Some context: Mr. Smith, 45, has made lushly elegant, grown-up rooms for moguls like Peter Chernin, the former president and chief executive of the News Corporation, and Howard Marks, chairman of Oaktree Capital, as well as Hollywood demi-celebrities like Cindy Crawford and Gigi Levangie Grazer, the novelist and ex-wife of the producerBrian Grazer. Though known for being tight-lipped and protective of his clientele, Mr. Smith was an interesting choice for the Obamas, being neither too establishment, nor too local — too Chicago. (Someone close to him said that the connection was through a Chicago client who was a big supporter of the president.)

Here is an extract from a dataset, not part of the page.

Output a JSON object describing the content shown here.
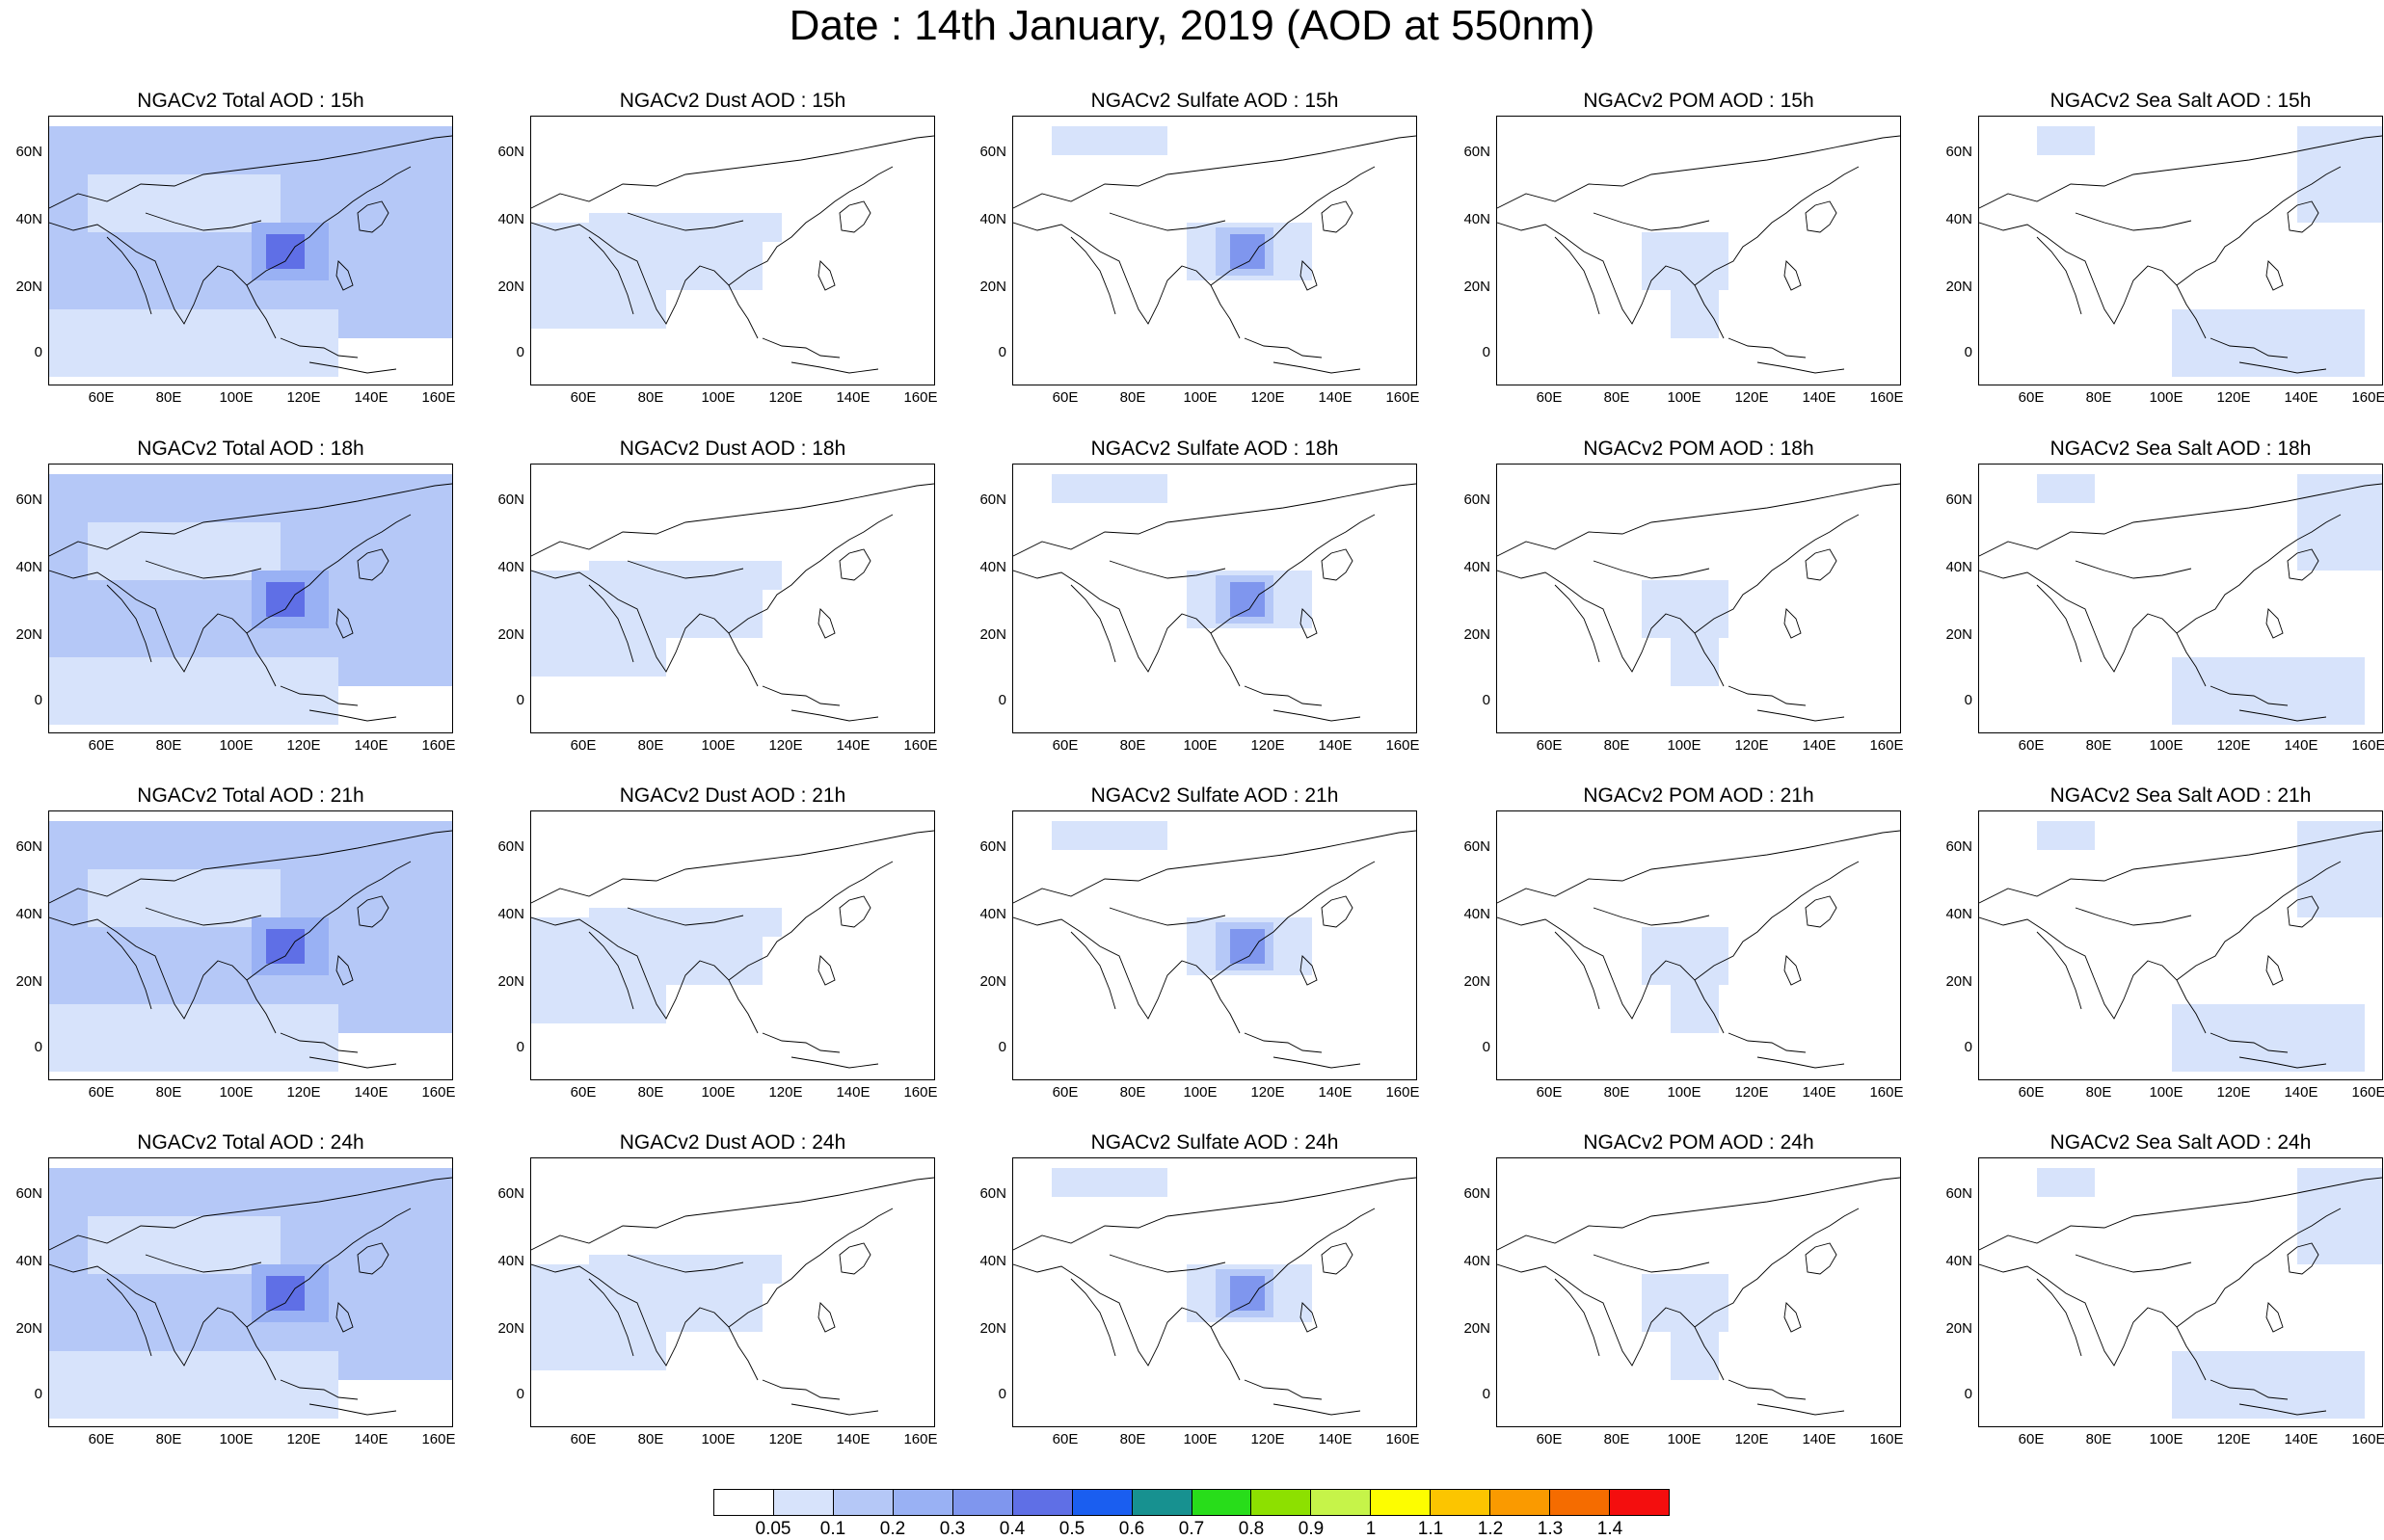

Though no taxpayer money was spent — there is a fund fed by private donations for White House décor — there were the inevitable howls of protest on the timing and the taste. Yesterday morning, Ann Curry, the “Today” show anchor, greeted her guest Margaret Russell, the new editor of Architectural Digest and a close friend of the press-shy Michael Smith, by reading a few snarky viewer comments.
“She said someone said it looked like a law office in a strip mall,” Ms. Russell said later. “I said, ‘Oh, my gosh, that’s just mean.’ Everyone is a critic and everyone is a decorator. That room is quintessentially American. America is not gilded or glitzy or fancy-pants. Although it is a public room and everyone feels the need to comment on it, it is also the president’s office and he can do whatever he wants to it.”
And anyway, Ms. Russell added fiercely, “In our business, the client is always right, and from what I’ve heard, the client is happy.”
William Seale, a White House historian, thought Mr. Obama had received a very practical redecoration. “The room has been calmed down, perhaps because it is actually used more than usual. It is, in my opinion, more welcoming to a person entering it who is overwhelmed by where he or she is.”
He also pointed out that, historically, the Oval Office didn’t get much tweaking until the Kennedy administration. “F.D.R.’s curtains and upholstery greeted Eisenhower, and he used them; then Eisenhower marked up the floor with his golf cleats,” he said. “President Ford had the room de-bugged, and the walls were so full of bugging wires he nearly had to tear them down to get them all out.”